— Расскажешь? — вдруг попросил он.
— Что? — не поняла я.
— Что хочешь. Что считаешь нужным.
А я не хотела сейчас серьёзных разговоров, просто не было сил, но понимала, что для Демида это важно.
— Я люблю малину и оранжевый цвет. Люблю запах новых книг и изюма. Хотела бы вырасти ещё сантиметра на три… Люблю лето. Но валяться в снегу тоже люблю. Люблю читать. А мой любимый фильм — «Пятый элемент»… — Замолчала, подумала с минуту, и снова заговорила: — Люблю как ты называешь меня Аленький. Люблю целовать твою родинку, с левой стороны, на ребре. Люблю блеск твоих серебристых глаз, когда ты смотришь на меня. Люблю смотреть, как ты запрокидываешь голову, когда смеёшься… — Мерное дыхание мужчины рядом со мной подсказало, что он уснул, и тогда я решилась: — А ещё мне кажется… да нет, уверена, что люблю тебя…
Глава 9
О таком я даже не смела мечтать: засыпать и просыпаться в собственной квартире рядом с любимым мужчиной, готовить ему завтрак, пока он бреется, провожать до двери квартиры, целовать в пороге с пожеланием «удачного дня». Даже тот факт, что встать для этого пришлось в половине шестого утра, нисколько не напрягал. Это, чёрт возьми, очень приятно, когда тебя в такую рань будит не будильник, а возбуждённый мужчина.

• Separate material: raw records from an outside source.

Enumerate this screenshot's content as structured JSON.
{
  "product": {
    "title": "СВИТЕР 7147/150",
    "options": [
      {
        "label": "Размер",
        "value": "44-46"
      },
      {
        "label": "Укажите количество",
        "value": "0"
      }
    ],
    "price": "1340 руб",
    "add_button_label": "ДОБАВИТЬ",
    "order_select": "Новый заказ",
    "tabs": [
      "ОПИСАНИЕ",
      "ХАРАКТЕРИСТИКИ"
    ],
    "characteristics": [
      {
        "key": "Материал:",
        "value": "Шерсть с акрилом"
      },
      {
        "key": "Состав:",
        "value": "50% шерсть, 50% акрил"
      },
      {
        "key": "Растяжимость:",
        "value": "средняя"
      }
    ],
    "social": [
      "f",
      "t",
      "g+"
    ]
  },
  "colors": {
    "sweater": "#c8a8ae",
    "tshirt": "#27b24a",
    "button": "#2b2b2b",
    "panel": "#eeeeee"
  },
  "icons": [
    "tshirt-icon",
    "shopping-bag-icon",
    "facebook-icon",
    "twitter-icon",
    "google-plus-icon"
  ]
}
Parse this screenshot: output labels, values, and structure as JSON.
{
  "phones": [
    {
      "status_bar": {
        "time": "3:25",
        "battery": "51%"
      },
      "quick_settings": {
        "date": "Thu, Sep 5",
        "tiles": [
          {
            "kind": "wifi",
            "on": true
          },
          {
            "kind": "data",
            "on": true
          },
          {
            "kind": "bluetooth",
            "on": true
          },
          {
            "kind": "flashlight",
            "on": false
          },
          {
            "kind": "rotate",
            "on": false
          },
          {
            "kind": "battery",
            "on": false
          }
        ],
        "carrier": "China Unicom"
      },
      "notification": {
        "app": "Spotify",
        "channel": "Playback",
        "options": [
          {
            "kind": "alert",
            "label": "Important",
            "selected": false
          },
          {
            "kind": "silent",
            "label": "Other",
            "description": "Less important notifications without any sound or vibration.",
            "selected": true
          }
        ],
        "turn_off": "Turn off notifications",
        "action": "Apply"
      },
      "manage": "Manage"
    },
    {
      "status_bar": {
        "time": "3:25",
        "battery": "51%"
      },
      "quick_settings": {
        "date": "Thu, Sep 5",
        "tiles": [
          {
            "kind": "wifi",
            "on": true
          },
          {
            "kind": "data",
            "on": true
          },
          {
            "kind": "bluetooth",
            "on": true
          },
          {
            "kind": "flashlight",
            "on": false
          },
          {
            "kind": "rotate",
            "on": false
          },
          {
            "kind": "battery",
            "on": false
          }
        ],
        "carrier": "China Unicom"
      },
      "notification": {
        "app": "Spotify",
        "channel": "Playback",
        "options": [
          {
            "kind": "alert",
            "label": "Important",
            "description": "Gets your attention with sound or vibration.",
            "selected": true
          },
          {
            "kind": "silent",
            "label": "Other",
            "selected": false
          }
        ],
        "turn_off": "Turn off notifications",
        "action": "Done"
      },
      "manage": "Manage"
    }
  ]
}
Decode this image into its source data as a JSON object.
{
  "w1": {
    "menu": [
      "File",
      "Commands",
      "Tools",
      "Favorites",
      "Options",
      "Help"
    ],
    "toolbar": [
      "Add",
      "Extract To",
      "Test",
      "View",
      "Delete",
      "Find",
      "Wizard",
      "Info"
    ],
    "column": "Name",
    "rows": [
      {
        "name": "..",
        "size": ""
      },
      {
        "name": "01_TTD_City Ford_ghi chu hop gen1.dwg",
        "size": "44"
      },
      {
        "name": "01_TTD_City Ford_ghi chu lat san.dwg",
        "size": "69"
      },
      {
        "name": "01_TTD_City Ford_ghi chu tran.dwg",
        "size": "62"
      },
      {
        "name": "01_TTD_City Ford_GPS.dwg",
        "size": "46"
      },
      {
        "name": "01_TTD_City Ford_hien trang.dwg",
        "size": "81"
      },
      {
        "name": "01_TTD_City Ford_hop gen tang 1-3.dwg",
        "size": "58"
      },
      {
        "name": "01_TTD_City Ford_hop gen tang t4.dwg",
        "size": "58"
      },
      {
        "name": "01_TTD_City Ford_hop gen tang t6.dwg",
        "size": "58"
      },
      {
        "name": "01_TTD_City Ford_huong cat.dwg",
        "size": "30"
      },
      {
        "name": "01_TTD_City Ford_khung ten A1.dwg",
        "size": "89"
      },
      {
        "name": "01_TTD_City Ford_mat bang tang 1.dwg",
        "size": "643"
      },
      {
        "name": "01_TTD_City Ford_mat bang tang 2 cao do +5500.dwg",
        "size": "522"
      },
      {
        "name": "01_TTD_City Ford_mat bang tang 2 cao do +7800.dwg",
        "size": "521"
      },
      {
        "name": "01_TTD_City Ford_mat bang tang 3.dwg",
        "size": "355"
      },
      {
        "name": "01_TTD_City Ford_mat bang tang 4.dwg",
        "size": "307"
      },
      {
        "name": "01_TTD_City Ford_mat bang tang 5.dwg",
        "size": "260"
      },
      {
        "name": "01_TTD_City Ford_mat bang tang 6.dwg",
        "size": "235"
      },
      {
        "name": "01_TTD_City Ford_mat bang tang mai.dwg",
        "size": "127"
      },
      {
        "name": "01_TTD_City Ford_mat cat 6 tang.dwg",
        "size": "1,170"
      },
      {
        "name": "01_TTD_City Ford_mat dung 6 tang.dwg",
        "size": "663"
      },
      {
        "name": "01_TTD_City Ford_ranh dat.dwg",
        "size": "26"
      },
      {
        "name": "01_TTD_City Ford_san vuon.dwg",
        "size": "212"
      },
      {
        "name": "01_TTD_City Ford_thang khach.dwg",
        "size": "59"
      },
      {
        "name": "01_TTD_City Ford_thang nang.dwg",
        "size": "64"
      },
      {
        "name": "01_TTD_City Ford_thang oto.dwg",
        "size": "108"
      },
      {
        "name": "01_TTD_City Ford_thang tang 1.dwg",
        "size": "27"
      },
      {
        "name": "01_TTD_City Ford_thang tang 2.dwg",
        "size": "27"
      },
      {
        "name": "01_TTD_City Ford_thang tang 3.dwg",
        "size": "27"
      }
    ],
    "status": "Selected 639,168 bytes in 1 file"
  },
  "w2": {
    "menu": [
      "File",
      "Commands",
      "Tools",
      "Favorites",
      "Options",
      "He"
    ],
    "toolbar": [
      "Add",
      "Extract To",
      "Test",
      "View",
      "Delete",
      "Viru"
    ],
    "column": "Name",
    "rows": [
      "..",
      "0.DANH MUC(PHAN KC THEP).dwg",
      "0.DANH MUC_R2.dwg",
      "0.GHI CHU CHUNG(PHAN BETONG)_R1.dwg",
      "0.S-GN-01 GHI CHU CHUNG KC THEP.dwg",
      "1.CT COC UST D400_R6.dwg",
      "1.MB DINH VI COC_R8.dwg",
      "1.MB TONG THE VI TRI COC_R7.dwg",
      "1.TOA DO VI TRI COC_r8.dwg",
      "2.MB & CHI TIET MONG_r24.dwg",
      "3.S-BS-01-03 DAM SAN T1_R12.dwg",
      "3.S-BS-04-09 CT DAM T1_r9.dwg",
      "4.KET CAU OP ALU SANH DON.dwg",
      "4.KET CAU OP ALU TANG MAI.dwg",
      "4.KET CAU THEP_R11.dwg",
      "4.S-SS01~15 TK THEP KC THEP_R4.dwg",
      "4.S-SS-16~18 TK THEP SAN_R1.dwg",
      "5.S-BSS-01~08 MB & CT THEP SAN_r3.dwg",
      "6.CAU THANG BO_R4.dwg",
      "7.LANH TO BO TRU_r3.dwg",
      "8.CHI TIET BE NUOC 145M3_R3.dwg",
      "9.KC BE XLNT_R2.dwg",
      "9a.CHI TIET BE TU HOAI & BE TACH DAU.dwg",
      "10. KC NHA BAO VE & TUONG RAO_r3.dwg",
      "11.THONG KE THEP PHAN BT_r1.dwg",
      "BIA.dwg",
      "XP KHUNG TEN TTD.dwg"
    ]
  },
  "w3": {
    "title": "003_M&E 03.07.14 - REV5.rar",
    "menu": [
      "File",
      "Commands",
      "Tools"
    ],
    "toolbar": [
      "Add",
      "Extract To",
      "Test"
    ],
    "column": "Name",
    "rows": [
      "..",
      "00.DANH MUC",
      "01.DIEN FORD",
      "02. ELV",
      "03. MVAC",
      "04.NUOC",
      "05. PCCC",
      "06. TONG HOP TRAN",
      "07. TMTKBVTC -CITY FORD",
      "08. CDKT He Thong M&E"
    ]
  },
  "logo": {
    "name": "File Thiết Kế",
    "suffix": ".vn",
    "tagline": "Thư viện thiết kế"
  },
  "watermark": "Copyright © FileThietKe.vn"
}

— Извини, что так рано, — Демид, закончив свои утренние омовения, обнял меня со спины, пока я зевая разливала по чашкам свежезаваренный чай, — просто мне перед работой домой придётся заехать, переодеться.
Я развернулась, взяла его лицо в ладони:
— Разве это проблема? Провожу тебя и снова спать завалюсь — хорошо быть безработной! Проблема в том, что ты уже с утра похож на панду. — Я постаралась разгладить тёмные круги под глазами Демида пальцами, но это мало помогло. — Тебе нужно отдохнуть.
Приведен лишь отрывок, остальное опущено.